= List of Tramps Like Us characters =

This is a list of characters from Tramps Like Us (Kimi wa Petto).

==Main characters==
- Sumire Iwaya (巌谷 澄麗, Iwaya Sumire) (Portrayed by: Koyuki, Kim Ha-neul in the 2011 Korean film, Noriko Iriyama in the 2017 remake)
Sumire Iwaya is a hard-working and highly successful journalist, who is demoted to the lifestyle section after punching her boss when he sexually harasses her. Ogawa feels that Sumire's "stubborn" personality at the beginning stems from Ogawa's own experience as a new manga artist.
Sumire enjoys both her job and her romance with Hasumi, unlike depictions of female characters in the 1980s and 1990s. At the end of the manga, she notices that she has fallen in love with Momo and in the last chapter, she marries him.
- Momo (モモ), or Takeshi Gouda (合田 武志, Gōda Takeshi) (Portrayed by: Jun Matsumoto, Jang Keun-suk in the 2011 Korean film, Jun Shison in the 2017 remake)
A young dancer who Sumire finds and takes in as her pet. Initially, Ogawa had intended to make him much more animal-like in his mannerisms. He is said to represent a "comfortable, cooperative, and compatible" sort of a man.
- Shigehito Hasumi (蓮實 滋人, Hasumi Shigehito) (Portrayed by: Seiichi Tanabe, Ryu Tae-joon in the 2011 Korean film, Terunosuke Takezai in the 2017 remake)
Hasumi is a successful journalist who went to university with Sumire. He is said to represent the "three highs" (tall, high income, well-educated) kind of a man that Japanese women have stereotypically desired.

==Other characters==
- Yuri Shirotae (白妙 ユリ, Shirotae Yuri) (Portrayed by: Sarina Suzuki, Kayo Noro in the 2017 remake)
 Sumire's childhood friend, a housewife to a pilot and mother of Ran.
- Rumi Shibusawa (澁澤ルミ, Shibusawa Rumi) (Portrayed by: Satomi Ishihara, Yuumi Shida in the 2017 remake)
 Momo's ex-girlfriend, a dancer.
- Shiori Fukushima (福島 紫織, Fukushima Shiroi) (Portrayed by: Wakana Sakai, Yurina Yanagi in the 2017 remake)
 A dental assistant determined to seduce and marry Hasumi-senpai. In the drama adaptation, she is an office worker.
- Emma Owen and Hugh Oswald
 Two American journalists who work under Sumire.

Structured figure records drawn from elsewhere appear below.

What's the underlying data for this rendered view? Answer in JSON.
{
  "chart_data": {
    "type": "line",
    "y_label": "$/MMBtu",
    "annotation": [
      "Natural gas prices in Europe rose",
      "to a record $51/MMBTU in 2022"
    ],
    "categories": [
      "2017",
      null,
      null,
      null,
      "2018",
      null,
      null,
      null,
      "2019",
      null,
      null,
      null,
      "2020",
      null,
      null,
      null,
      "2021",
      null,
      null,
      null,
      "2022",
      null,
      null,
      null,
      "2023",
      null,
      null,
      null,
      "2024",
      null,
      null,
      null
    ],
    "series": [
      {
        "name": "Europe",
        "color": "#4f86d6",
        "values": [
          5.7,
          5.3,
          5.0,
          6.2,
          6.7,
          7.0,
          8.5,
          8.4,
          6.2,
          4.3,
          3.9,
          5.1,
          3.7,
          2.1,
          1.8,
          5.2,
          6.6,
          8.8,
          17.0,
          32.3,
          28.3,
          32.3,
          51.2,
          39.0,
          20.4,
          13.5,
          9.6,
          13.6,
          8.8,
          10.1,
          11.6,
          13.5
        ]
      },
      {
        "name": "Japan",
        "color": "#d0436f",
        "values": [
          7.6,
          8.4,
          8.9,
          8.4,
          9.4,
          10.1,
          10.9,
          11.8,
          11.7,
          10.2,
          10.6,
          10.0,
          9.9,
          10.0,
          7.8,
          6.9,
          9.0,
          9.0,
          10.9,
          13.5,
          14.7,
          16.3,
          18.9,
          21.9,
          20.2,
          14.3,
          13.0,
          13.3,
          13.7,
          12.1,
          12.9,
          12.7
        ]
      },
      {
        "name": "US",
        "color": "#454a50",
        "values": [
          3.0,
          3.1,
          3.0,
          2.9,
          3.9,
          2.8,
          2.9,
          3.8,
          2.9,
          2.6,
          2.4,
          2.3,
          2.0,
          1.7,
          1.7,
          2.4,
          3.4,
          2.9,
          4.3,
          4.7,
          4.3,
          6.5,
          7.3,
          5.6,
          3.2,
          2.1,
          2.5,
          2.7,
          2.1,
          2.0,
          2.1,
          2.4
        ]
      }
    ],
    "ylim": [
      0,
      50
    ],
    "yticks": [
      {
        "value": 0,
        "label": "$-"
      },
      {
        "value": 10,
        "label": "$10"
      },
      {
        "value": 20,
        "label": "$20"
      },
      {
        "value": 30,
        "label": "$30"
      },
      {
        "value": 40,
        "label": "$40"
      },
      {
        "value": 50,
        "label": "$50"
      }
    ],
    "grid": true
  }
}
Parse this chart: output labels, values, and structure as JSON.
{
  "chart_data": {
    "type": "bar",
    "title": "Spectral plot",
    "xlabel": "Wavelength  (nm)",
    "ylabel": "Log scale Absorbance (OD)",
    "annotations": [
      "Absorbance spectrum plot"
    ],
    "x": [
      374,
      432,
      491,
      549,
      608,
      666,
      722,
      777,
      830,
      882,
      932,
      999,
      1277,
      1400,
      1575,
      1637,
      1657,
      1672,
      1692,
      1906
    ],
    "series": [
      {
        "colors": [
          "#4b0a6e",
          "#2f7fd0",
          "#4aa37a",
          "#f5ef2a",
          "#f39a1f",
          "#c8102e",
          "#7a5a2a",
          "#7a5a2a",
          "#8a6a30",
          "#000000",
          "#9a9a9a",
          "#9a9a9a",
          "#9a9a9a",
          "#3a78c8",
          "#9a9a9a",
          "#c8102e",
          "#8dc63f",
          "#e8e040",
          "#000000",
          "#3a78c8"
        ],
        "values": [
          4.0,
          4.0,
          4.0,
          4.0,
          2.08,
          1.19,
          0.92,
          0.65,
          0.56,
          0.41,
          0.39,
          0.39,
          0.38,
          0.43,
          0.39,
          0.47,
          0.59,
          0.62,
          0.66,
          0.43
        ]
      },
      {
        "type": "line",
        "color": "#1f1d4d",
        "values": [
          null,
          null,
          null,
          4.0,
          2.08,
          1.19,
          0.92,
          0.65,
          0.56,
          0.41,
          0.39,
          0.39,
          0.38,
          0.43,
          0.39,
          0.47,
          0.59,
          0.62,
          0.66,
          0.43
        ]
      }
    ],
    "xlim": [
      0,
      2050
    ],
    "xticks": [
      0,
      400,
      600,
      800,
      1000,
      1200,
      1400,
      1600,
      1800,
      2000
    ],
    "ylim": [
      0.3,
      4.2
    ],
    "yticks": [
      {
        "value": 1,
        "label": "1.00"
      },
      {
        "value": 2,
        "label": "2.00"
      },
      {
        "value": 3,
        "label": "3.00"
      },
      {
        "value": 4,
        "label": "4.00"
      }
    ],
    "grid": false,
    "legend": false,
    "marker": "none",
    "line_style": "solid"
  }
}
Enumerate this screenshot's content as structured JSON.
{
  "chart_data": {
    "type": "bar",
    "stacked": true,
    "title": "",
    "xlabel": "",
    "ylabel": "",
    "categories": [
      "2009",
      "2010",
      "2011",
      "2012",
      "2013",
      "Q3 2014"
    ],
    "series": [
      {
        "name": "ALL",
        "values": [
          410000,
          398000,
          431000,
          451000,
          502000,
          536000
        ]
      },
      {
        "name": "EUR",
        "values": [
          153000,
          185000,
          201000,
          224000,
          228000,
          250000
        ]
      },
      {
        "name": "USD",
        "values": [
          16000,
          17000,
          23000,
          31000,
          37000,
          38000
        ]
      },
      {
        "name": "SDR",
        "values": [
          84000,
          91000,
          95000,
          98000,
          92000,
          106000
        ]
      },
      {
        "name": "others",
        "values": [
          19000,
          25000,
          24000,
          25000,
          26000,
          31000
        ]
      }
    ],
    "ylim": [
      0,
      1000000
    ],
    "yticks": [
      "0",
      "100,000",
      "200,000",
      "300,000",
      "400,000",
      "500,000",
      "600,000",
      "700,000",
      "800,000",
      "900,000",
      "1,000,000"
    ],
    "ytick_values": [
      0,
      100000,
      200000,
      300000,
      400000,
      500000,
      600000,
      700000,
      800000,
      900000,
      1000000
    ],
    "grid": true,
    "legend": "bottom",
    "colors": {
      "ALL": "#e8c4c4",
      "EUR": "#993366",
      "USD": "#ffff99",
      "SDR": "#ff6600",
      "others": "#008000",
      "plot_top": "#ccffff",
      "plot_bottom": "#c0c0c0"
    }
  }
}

- Satoshi Asano (Portrayed by: Kyozo Nagatsuka)
A company therapist in the TV series. He owns a long-haired chihuahua and talks with Sumire about pets a lot. He changes the dog's name every day.
- Junpei Horibei (Portrayed by: Eita)
Takeshi (Momo)'s friend who also does ballet. In the TV series he has an unrequited love for Rumi.
- Mayumi Haruki (Portrayed by: Misa Uehara)
One of Sumire's co-workers.
- Yuuta Ishida (Portrayed by: Ryuta Sato)
One of Sumire's co-workers.
- Ooishi Minori
Sumire's landlord in the TV drama, he is a very cheery person.
- Mrs. Kusunoki
One of Sumire's neighbours in the TV drama. Very noisy.
- Edmond Sukenari
One of Sumire's co-workers. He is an otaku who collects figurines. His mother was American, but she died when he was young. He wears glasses, and everyone is transfixed by how attractive he is when he takes them off. He doesn't realise this. He admires Sumire.
- Shinobu
Sumire's older sister. She is very conventional and supportive of her grandfather. She practices a tough love on her younger sisters. She is married with children.
- Akane
Sumire's younger sister. She is rebellious, smokes, and founded a biker gang.